Manchester-by-the-Sea, Massachusetts
C’est bien depuis la mer qu’il faut découvrir Manchester by-the-Sea, Massachusetts, petite ville côtière des Etats-Unis repérable sur la carte à quelques centimètres de Boston. Depuis la mer, tout paraît calme et serein : les bateaux de pêche vont et viennent, les résidences plantées au bord de l’eau semblent couler des jours indéfiniment paisibles, même les bâtisses industrielles du port, couleur rouge brique, semblent s’intégrer avec élégance au paysage. Depuis la mer, Manchester by-the-Sea est une ville où il fait bon vivre, une ville où l’on naît et où l’on meurt, sans l’once d’un regret de n’en être jamais parti, sans avoir eu l’envie ni le goût d’un ailleurs tant la vie ici semble belle et simple. Depuis la mer, la vue d’ensemble décrit des courbes et des couleurs en parfaite harmonie avec les hommes… mais depuis la mer, les hommes, on les distingue à peine, silhouettes frêles en mouvement dont on ne soupçonne pas les visages, dont on n’imagine pas les fêlures, dont on ne voit ni les sourires ni les larmes.
Lee Chandler a quitté Manchester by-the-Sea, la ville de son enfance, là où il aurait dû vivre heureux et puis vieillir. Il a quitté ses amis, sa famille, son frère, son neveu pour s’installer dans une métropole, Boston, dont on comprend vite qu’elle lui apporte les deux seules choses qu'il semble désormais désirer : l’anonymat et un boulot alimentaire, en l’occurrence concierge à tout faire. Pendant qu’il répare les toilettes, vide les poubelles, déneige les allées, visse ou repeint, Lee n’a pas trop le temps de penser aux raisons qu’ils l’ont poussé à partir loin de Manchester. On imagine assez vite, par son regard perdu dans le vide d’une profonde solitude, par son air détaché de tout et de tous, que Lee a vécu un drame. Un drame dont on ne revient pas vivant. On peut dire que Lee est un homme déjà mort, en sursis forcé en attendant l’ultime délivrance.
Mais Lee va devoir revenir à Manchester, retrouver ce qu’il reste de sa famille, retrouver le clapotis de l’eau sur la coque increvable du bateau de pêche de son frère, retrouver les embruns marins et la saveur amère du bonheur disparu. Il va aussi faire la connaissance d’un jeune garçon qu’il avait laissé enfant : Patrick, son neveu.

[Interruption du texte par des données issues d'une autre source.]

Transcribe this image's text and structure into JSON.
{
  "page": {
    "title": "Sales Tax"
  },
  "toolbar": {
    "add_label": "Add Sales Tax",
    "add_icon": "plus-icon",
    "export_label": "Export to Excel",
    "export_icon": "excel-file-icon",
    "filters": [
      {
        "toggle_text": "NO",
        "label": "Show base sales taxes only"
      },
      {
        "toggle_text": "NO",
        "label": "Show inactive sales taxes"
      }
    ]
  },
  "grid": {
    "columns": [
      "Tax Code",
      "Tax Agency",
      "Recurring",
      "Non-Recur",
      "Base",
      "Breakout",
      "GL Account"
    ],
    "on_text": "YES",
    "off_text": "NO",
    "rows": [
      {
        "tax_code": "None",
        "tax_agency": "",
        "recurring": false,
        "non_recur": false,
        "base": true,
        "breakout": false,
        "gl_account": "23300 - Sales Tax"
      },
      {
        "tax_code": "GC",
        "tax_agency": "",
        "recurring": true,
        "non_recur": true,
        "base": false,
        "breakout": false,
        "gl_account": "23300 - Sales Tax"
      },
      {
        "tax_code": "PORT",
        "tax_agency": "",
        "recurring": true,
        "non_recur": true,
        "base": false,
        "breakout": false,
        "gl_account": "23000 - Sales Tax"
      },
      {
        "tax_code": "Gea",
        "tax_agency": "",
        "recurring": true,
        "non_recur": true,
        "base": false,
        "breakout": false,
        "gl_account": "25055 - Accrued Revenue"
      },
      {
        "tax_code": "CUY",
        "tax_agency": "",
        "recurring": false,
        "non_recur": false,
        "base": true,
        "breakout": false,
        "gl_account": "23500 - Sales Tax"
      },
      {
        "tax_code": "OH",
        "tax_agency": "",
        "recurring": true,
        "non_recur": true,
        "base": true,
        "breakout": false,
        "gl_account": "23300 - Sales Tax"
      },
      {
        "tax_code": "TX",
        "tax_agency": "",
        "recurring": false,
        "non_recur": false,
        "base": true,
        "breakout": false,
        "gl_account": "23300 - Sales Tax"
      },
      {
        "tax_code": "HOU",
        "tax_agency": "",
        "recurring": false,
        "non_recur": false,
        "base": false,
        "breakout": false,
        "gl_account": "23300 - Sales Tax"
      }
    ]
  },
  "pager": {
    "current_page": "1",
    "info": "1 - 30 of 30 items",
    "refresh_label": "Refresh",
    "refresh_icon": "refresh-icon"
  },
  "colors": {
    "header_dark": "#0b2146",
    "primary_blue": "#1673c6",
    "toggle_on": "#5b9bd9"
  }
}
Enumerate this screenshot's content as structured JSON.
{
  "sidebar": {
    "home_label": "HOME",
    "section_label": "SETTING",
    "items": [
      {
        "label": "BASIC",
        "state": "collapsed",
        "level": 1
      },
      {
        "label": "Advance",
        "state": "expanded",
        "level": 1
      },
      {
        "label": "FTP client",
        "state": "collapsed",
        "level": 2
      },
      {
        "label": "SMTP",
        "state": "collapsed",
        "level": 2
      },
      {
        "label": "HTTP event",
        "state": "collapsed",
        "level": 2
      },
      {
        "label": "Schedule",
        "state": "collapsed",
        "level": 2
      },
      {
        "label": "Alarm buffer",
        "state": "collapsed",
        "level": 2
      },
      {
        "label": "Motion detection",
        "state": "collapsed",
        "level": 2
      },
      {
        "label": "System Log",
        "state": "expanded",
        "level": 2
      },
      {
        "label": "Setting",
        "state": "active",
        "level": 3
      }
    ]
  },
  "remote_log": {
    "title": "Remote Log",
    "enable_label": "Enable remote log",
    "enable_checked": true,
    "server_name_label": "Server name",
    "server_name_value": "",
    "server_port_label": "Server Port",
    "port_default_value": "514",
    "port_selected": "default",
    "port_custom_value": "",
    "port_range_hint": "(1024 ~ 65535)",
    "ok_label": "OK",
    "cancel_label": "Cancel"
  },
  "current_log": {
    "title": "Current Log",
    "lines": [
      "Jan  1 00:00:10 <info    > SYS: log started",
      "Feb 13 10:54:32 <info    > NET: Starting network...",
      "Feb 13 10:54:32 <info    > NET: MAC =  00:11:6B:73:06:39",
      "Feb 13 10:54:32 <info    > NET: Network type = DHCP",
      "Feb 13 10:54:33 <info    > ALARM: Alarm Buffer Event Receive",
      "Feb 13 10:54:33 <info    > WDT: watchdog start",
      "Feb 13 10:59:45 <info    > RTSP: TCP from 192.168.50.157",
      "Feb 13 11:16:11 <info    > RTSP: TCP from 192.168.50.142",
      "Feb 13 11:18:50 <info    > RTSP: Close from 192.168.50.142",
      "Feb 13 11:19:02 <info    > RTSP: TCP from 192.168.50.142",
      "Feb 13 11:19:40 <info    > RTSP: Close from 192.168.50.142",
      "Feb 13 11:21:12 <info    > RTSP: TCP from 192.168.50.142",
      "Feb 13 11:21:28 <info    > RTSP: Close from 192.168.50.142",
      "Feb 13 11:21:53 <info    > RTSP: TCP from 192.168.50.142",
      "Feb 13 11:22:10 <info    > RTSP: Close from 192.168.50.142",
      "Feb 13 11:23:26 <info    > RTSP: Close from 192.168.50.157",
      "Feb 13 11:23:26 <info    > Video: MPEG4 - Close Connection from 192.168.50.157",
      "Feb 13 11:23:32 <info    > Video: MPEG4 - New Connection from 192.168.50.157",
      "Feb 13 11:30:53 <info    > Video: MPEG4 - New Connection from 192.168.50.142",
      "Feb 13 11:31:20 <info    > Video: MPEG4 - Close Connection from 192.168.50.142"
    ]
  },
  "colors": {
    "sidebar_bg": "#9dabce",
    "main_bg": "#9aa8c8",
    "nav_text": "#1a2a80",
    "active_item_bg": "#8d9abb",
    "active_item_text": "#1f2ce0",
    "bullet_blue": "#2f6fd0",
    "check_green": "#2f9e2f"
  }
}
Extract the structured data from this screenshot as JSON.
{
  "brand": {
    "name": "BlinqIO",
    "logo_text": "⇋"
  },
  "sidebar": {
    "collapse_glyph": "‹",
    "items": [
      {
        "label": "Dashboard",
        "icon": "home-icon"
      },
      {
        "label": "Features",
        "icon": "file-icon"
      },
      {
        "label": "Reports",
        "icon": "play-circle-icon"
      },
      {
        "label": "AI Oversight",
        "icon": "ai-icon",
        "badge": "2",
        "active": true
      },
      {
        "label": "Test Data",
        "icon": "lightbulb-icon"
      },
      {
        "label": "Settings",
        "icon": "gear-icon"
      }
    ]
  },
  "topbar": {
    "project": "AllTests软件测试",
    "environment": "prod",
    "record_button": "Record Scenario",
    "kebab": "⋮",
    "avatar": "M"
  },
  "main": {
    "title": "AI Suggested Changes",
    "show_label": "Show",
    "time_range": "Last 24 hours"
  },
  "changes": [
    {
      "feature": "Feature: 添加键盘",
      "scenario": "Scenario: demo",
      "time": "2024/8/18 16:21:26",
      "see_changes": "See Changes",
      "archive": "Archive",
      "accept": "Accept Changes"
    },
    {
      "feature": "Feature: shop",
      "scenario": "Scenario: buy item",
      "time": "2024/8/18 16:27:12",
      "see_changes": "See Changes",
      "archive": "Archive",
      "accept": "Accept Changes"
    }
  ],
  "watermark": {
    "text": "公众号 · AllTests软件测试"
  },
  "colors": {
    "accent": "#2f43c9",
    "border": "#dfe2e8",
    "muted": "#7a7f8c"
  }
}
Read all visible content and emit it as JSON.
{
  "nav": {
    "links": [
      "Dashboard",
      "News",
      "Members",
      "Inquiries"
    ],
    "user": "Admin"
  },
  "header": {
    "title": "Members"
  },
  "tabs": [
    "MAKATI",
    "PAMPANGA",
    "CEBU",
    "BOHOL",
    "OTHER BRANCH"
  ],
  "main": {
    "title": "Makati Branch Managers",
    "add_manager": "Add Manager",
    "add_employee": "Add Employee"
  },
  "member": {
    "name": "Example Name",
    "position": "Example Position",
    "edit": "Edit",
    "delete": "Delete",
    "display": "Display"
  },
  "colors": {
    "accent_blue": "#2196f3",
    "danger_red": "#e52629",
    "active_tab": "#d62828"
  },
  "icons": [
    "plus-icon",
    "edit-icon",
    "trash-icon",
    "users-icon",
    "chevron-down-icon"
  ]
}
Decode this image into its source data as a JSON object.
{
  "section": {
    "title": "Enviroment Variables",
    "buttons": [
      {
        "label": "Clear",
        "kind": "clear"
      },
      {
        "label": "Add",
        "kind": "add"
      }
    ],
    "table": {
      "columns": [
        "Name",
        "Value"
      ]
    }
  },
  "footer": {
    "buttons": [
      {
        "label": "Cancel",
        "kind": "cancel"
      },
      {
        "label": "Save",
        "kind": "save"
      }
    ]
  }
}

Manchester by the sea, c’est une tragédie grecque portée par une chanson de Dylan, c’est l’Amérique laborieuse qui vit au rythme des saisons, des naissances et des enterrements, c’est aussi le portrait d’une famille morcelée par les drames et celui d’une communauté humaine simple et bienveillante. Mais plus que tout, c’est le portrait touchant de Lee, admirable Casey Affleck, un homme qui n’aura d’autre choix que celui de vivre.
Construit sur de nombreux flash-back qui, loin de lasser le spectateur, écrivent en filigrane et avec beaucoup de délicatesse les chapitres sombres ou solaires de la vie de Lee, c’est un film qui ressemble à ces paysages de bord de mer : sous la sérénité et le calme apparent peut surgir au moindre instant la tempête qui emporte tout, le toit des maison comme le bonheur éphémère du cœur des hommes.